Editors at the New York Times find the broadside fired by the administration today “puzzling”. This follows the Times’ revelation Friday that our government has now asserted its right to pry into the international SWIFT banking system, supposedly to track the money transfers of terrorists.
It’s not surprising that the White House came out swinging today. The ferocity of the attack, which all but calls for Bill Keller of the Times to be tried as a traitor, preempts questions that I’d like someone to ask:
- Since the SWIFT system is headquartered in Belgium, did the U.S. government act alone or with the cooperation of Europeans?
- Were only the accounts of Americans monitored?
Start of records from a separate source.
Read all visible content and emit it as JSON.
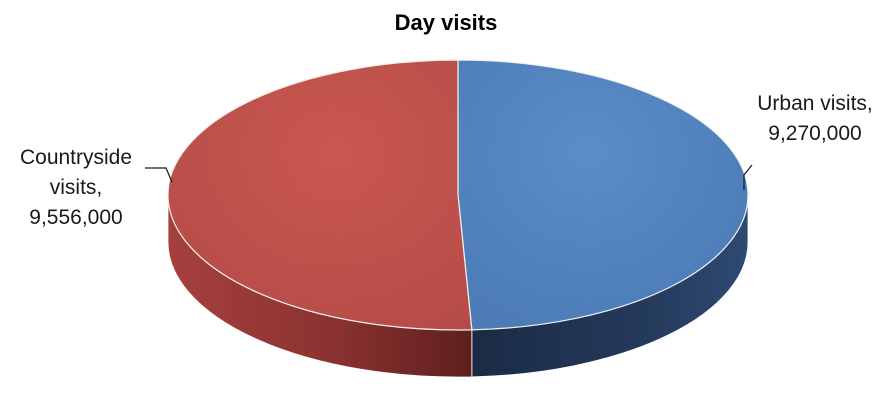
{
  "chart_data": {
    "type": "pie",
    "style": "3d",
    "title": "Day visits",
    "slices": [
      {
        "label_lines": [
          "Urban visits,",
          "9,270,000"
        ],
        "category": "Urban visits",
        "value": 9270000,
        "color": "#4f81bd",
        "side_color": "#1f3350"
      },
      {
        "label_lines": [
          "Countryside",
          "visits,",
          "9,556,000"
        ],
        "category": "Countryside visits",
        "value": 9556000,
        "color": "#c0504d",
        "side_color": "#7e2a28"
      }
    ],
    "legend": "none"
  }
}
If not, what criteria were used to select the accounts of foreign nationals, and which ones were monitored?
- What sort of activity was monitored — all transfers, transfers above a certain dollar amount, transfers between certain banks, or what?
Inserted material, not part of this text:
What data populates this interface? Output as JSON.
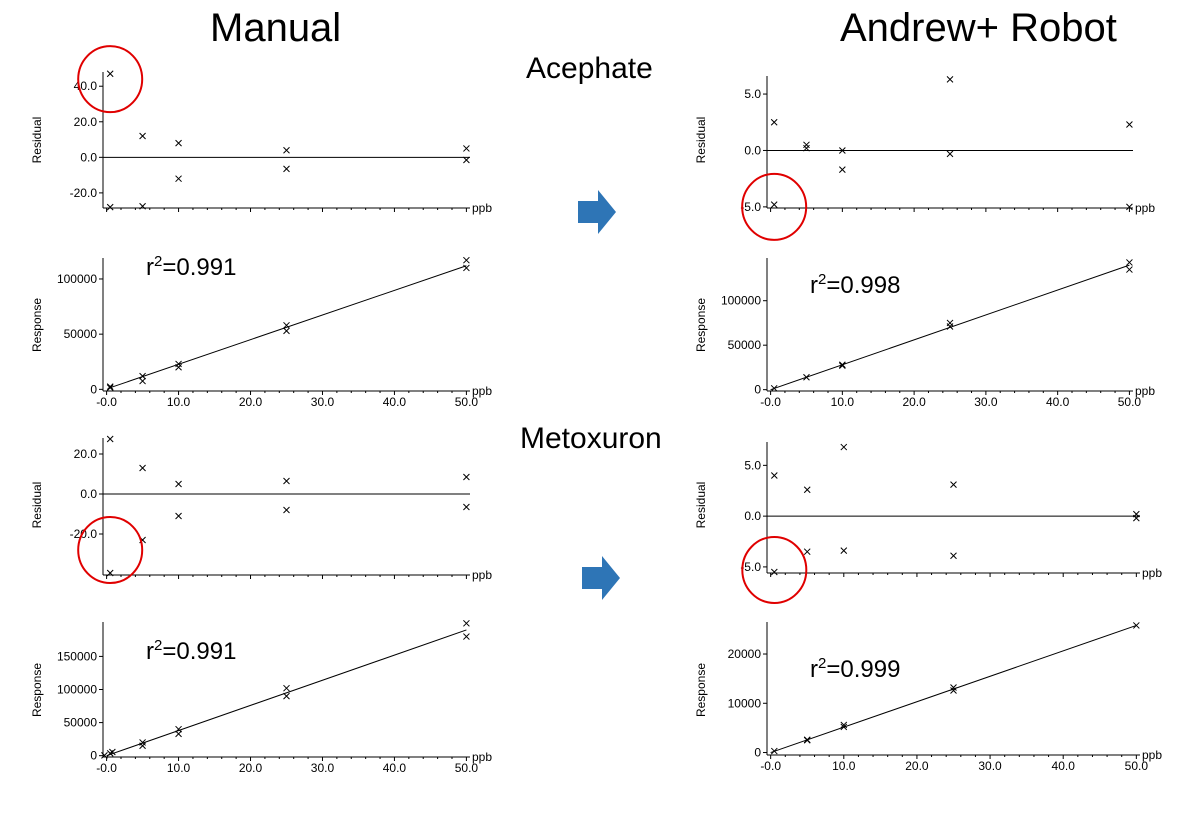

- Do intelligence officials really believe that serious terror groups — ones that can launch a 9/11-magnitude attack — are foolish enough to transfer suspiciously large sums of money through channels that can be monitored?
I’m not a big fan of the New York Times, but if anything, the editors deserve the gratitude of Americans for publishing this story, not condemnation.
Look: This program, like NSA telephone and Internet spying, turns the idea that Americans are presumed innocent by their government until proven guilty upside-down. It’s a clear violation of the Fourth Amendment: No warrant, no search. It’s that simple.